This week, the Biden Administration will host a virtual Leaders’ Summit for Climate where it is expected that countries will be asked to make stronger commitments to immediate climate action. India is a top bi-lateral priority for the US and is a recognised global leader in renewable energy generation. Under the Modi Administration, India is on track to achieving its climate ambitions, one of the very few countries able to make this claim.
To continue its progress, businesses in India will increasingly need to prioritise environmental, social and governance (ESG) standards. They represent the biggest threats we face as a society. The ‘E’ in ESG will be under particular scrutiny at the Climate Summit.
ESG metrics provide a basis for stakeholders to judge how businesses respond on societal impact measures such as carbon emissions and workplace diversity. In a global investor round-table last year, PM Modi endorsed this trend towards ESG investing — a discipline that, in effect, ensures that capital from influential global funds flows past companies that fail to adopt ESG norms.
Interactions with business executives around the world reveal that the businesses of tomorrow must have ESG at their core if they are to survive and thrive.
Business is not alone in making this significant shift in calling for better reporting of ESG. Regulators and other stakeholders are setting the pace for instituting global standards of measurement for ESG performance. Deloitte, along with the other Big Four professional services organisations, collaborated with the World Economic Forum’s International Business Council and Bank of America last year to identify its Stakeholder Capitalism Metrics.
A set of 21 universally comparable disclosures focussed on people, planet, prosperity and governance — those metrics most critical to business and societal conduct — were identified.

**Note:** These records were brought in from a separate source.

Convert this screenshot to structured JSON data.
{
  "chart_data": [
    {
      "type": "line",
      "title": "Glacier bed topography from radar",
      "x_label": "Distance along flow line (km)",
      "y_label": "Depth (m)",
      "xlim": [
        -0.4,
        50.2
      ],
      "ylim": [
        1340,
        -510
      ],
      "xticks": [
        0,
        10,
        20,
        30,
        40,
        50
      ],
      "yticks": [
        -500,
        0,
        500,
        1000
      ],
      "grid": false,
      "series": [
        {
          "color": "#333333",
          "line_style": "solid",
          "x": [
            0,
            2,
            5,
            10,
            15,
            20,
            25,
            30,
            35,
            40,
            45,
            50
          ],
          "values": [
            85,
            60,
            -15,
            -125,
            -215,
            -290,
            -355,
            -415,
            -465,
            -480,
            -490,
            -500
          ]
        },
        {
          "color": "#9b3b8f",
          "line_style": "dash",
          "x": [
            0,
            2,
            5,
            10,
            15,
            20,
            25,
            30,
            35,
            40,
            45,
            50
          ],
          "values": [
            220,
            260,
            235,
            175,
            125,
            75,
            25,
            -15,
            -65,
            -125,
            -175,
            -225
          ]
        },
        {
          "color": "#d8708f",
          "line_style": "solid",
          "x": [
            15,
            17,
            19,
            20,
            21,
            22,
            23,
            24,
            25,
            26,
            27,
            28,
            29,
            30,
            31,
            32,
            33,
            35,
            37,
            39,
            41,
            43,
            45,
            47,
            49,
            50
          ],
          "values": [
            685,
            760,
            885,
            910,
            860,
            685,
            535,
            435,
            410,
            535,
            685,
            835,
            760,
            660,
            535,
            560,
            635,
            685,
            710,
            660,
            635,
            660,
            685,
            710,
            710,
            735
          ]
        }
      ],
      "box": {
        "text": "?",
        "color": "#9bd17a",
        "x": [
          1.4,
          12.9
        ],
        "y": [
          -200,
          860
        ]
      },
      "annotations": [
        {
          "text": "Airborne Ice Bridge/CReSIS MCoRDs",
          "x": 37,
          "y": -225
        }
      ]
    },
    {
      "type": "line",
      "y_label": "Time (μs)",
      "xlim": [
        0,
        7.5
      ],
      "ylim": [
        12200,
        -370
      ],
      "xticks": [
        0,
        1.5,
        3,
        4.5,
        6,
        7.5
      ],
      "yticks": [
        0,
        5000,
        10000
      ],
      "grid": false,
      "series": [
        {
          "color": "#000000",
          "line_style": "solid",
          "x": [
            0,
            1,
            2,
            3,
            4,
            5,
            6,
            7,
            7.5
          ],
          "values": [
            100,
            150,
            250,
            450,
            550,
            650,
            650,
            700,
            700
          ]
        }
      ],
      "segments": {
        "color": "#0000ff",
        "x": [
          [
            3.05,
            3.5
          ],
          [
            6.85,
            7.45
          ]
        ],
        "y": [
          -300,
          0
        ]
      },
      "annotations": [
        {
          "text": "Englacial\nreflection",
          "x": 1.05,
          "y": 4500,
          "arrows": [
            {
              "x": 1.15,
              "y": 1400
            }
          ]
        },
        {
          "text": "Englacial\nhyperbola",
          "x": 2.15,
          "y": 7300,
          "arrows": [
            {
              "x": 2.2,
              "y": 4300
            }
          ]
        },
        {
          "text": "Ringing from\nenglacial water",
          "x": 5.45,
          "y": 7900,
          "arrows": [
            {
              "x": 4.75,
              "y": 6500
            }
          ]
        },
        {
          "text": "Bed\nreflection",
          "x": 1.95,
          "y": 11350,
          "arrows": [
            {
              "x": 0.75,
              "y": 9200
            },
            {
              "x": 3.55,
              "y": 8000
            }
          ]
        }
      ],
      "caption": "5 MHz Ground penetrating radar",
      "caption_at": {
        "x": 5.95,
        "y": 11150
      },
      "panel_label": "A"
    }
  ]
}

These metrics, drawn from existing standards, will help lead to greater convergence, consistency and acceptance in the reporting and measurement of ESG actions.
The vision is for a more accountable business community. Data show that companies that embed ESG into their internal practices and along their value chains are better placed to mitigate risks arising from climate change, poor governance and worker exploitation. This is the resilience that investors look to reward with higher valuations.
The link between ESG compliance and global fund flows is becoming explicit — but it should become non-negotiable. Bloomberg forecasts global ESG assets will exceed $50 trillion by 2025, representing more than a third of the $140 trillion in projected total assets under management.
In India, the number of ESG funds has more than doubled in the past six months. That’s an incredible pace but it could be even faster if there was more clarity to highlight investment opportunities in Indian companies where ESG is embedded. While businesses that adopt the new ESG standards stand to benefit, the reverse is also true. As decisions about allocation of global funds increasingly revolve around ESG parameters, ESG laggards will suffer.
The good news is that in India, international funds have long invested in the largest companies, attracted by governance norms and historic ‘social capitalism’ that parallels much of what is now known as ESG. SEBI, the market regulator, recently made it mandatory for the top 1,000 listed companies to adopt an ESG model, known as Business Responsibility and Sustainability Reporting (BRSR), beginning 2022.
The SEBI model was designed to dovetail with global ESG standards — the Global Reporting Initiative, Sustainability Accounting Standards Board, and the Task Force on Climate-related Financial Disclosures. What is laudable is not just BRSR itself but SEBI’s commitment to align with other standard setters. It reflects the kind of global cooperation needed to achieve a universal platform of regulatory oversight on ESG. This model will be essential as we look to the prospect of a definitive global baseline of sustainability standards, established under the auspices of the IFRS Foundation.
There are those who argue that the playing field isn’t level when it comes to ESG activity in India because only large companies can participate. This isn’t entirely true. ESG is making its way into mid-sized and small companies — a critical segment of India’s economy. But these smaller businesses may be constrained from doing more than the minimum on ESG because of capital costs and/or lack of expertise in implementing such measures.
One hopes change is coming on this front — typified by commitments at the Earth Summit — and that there will be increasing regulatory, institutional and stakeholder pressures to ensure wider adoption so we can prevent ESG compliance from becoming a box-ticking exercise. Discussions with stakeholders indicate that BRSR reporting should include all companies in energy and environment-sensitive sectors regardless of their size.
If these and other Indian companies embed ESG in their operations, then India will benefit. Global funds will respond with the capital flows that the Indian economy requires — bringing a $5 trillion economy not only within reach but into the rear view as India surpasses its own aspirations.